What is a Step-Up in Basis and Why Does Value Matter?
With the drastic increase to the estate tax exemption in 2018, far fewer estates have been required to file Form 706, the Internal Revenue Service’s estate tax return. As such, one would think there is no need for an appraisal of the decedent’s business. However, a business valuation can still benefit the transferee. Let me tell you why!
Under IRC 1014(a), the general rule is that the beneficiary’s basis in an assets equals its fair market value at the date the benefactor dies. What does this mean? Let’s say your grandfather bequeathed to you his interest of 10,000 shares in a closely-held business. IRC 1014(a) allows you to “step-up” the basis in such interest. If Grandpa bought the interest for $100 per share decades ago but as of the date of his death is worth $500 per share, you get the new basis of the value of the shares at the time of his death. Let’s assume you decide to retain ownership of such shares of stock for ten years before liquidating. Why does a step-up value matter? Let’s look at the math to understand why that matters to you:
At Time of Grandpa’s Purchase | At Time of Grandpa’s Death | At Time of Liquidation | |
Value per Share | $100 | $500 | $750 |
Multiplied by: Shares Owned | 10,000 | 10,000 | 10,000 |
Value of Investment | $1,000,000 | $5,000,000 | $7,500,000 |
With no step-up in basis, you would pay the tax on the gain between the time of Grandpa’s purchase and the time of liquidation. Here’s the math:
Value at Time of Liquidation | $7,500,000 |
Less: Value at Time of Grandpa’s Purchase | $1,000,000 |
Gain on Investment | $6,500,000 |
Multiplied by: Tax Rate (illustrative only) | 25% |
Tax on the Gain | $1,625,000 |
Thank goodness we have IRC 1014(a) to allow you to use your step-up in basis at the date of death! I think you will like the tax on the gain number much better in the illustration below:
Value at Time of Liquidation | $7,500,000 |
Less: Step-Up Value / Value at Time of Grandpa’s Death | $5,000,000 |
Gain on Investment | $2,500,000 |
Multiplied by: Tax Rate (illustrative only) | 25% |
Tax on the Gain | $625,000 |
Stepping up the basis in this investment saved you $1 million in tax at the time of liquidation given this simple example. Even more important, for example, had you inherited a building, or a pass through entity, the basis of the underlying assets is also stepped-up, and this allows you to re-depreciate those assets saving you potentially hundreds of thousands of dollars in income tax. But beware, that while this Code Section has been in the law for nearly a century, many on Capitol Hill recently want to eliminate this tax benefit.

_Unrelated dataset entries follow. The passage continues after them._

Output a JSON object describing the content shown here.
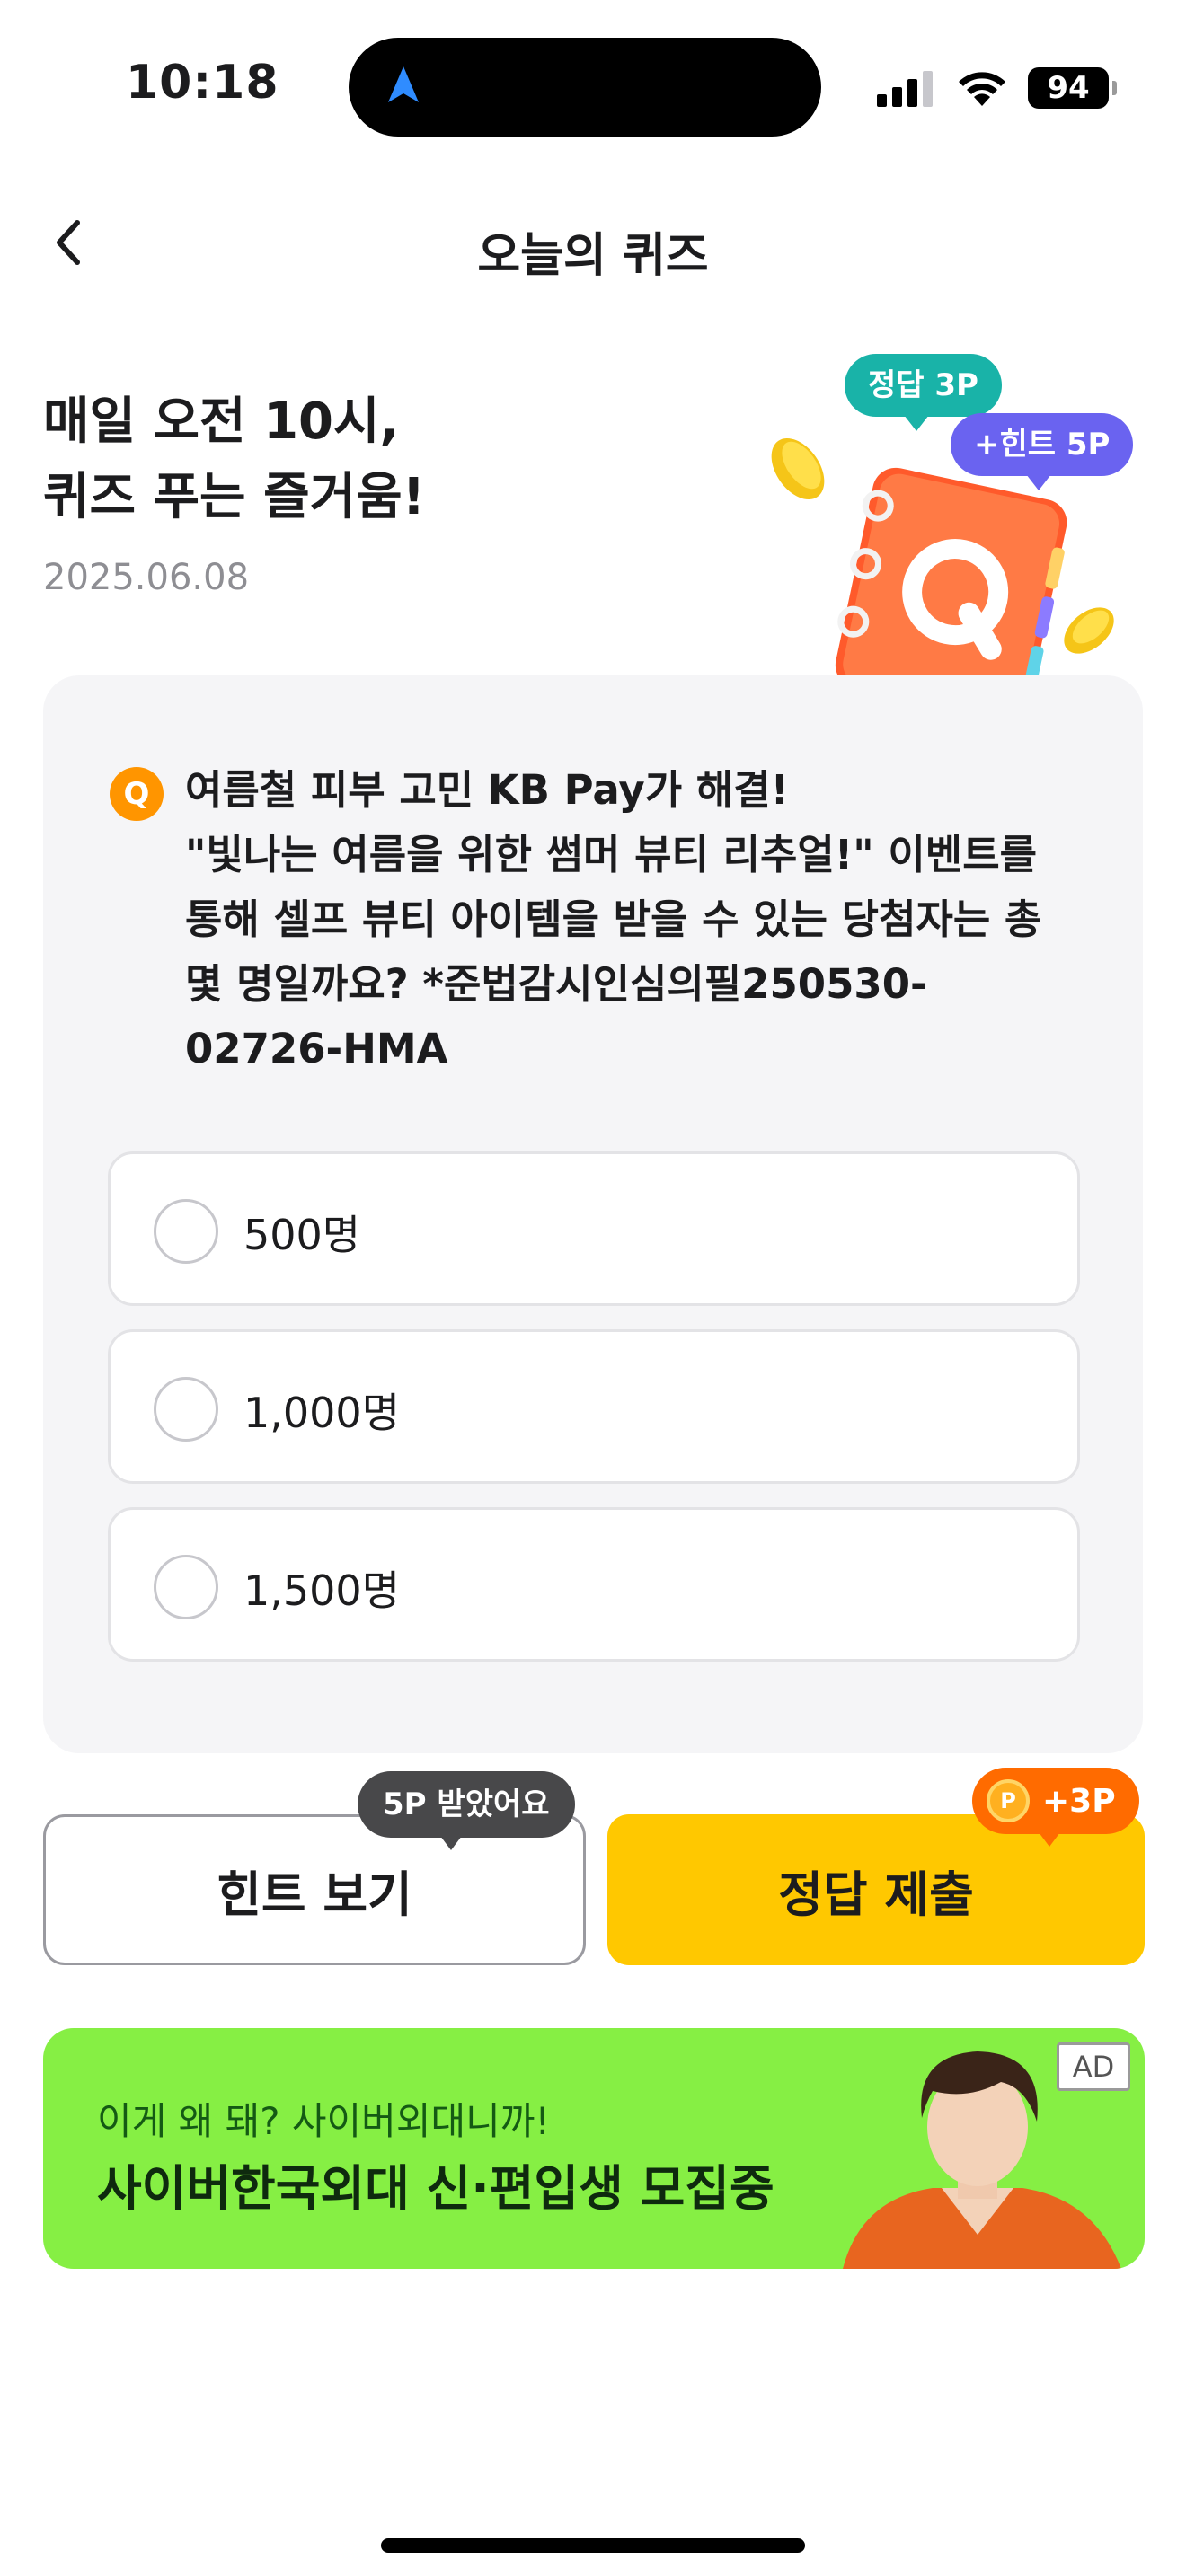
{
  "status_bar": {
    "time": "10:18",
    "battery": "94",
    "icons": [
      "location-arrow-icon",
      "cellular-signal-icon",
      "wifi-icon",
      "battery-icon"
    ]
  },
  "header": {
    "title": "오늘의 퀴즈",
    "back_icon": "chevron-left-icon"
  },
  "hero": {
    "title_line1": "매일 오전 10시,",
    "title_line2": "퀴즈 푸는 즐거움!",
    "date": "2025.06.08",
    "bubble_answer": "정답 3P",
    "bubble_hint": "+힌트 5P",
    "notebook_letter": "Q"
  },
  "quiz": {
    "badge": "Q",
    "question_line1": "여름철 피부 고민 KB Pay가 해결!",
    "question_line2": "\"빛나는 여름을 위한 썸머 뷰티 리추얼!\" 이벤트를",
    "question_line3": "통해 셀프 뷰티 아이템을 받을 수 있는 당첨자는 총",
    "question_line4": "몇 명일까요? *준법감시인심의필250530-",
    "question_line5": "02726-HMA",
    "options": [
      {
        "label": "500명"
      },
      {
        "label": "1,000명"
      },
      {
        "label": "1,500명"
      }
    ]
  },
  "actions": {
    "hint_label": "힌트 보기",
    "hint_tooltip": "5P 받았어요",
    "submit_label": "정답 제출",
    "point_coin": "P",
    "point_tag": "+3P"
  },
  "ad": {
    "subtitle": "이게 왜 돼? 사이버외대니까!",
    "title": "사이버한국외대 신·편입생 모집중",
    "badge": "AD"
  },
  "colors": {
    "accent_yellow": "#ffc800",
    "teal": "#19b3a8",
    "purple": "#6a63f0",
    "orange": "#ff6b00",
    "ad_green": "#86ef44"
  }
}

So how does Business Valuation play a role in this? We know the value of the investment at the time of Grandpa’s purchase because we have the document that shows what he paid for it. That’s an easy number to obtain. And, we know what the value is at the time of liquidation because you have a purchase agreement for the sale of such interest. But, what about the value of the stock at the time of Grandpa’s death? There is no transaction, no buying or selling of such interest. And, without documentation of value, it is your word against the IRS’s word. Engage your certified valuation analyst to calculate the value at the time of Grandpa’s death.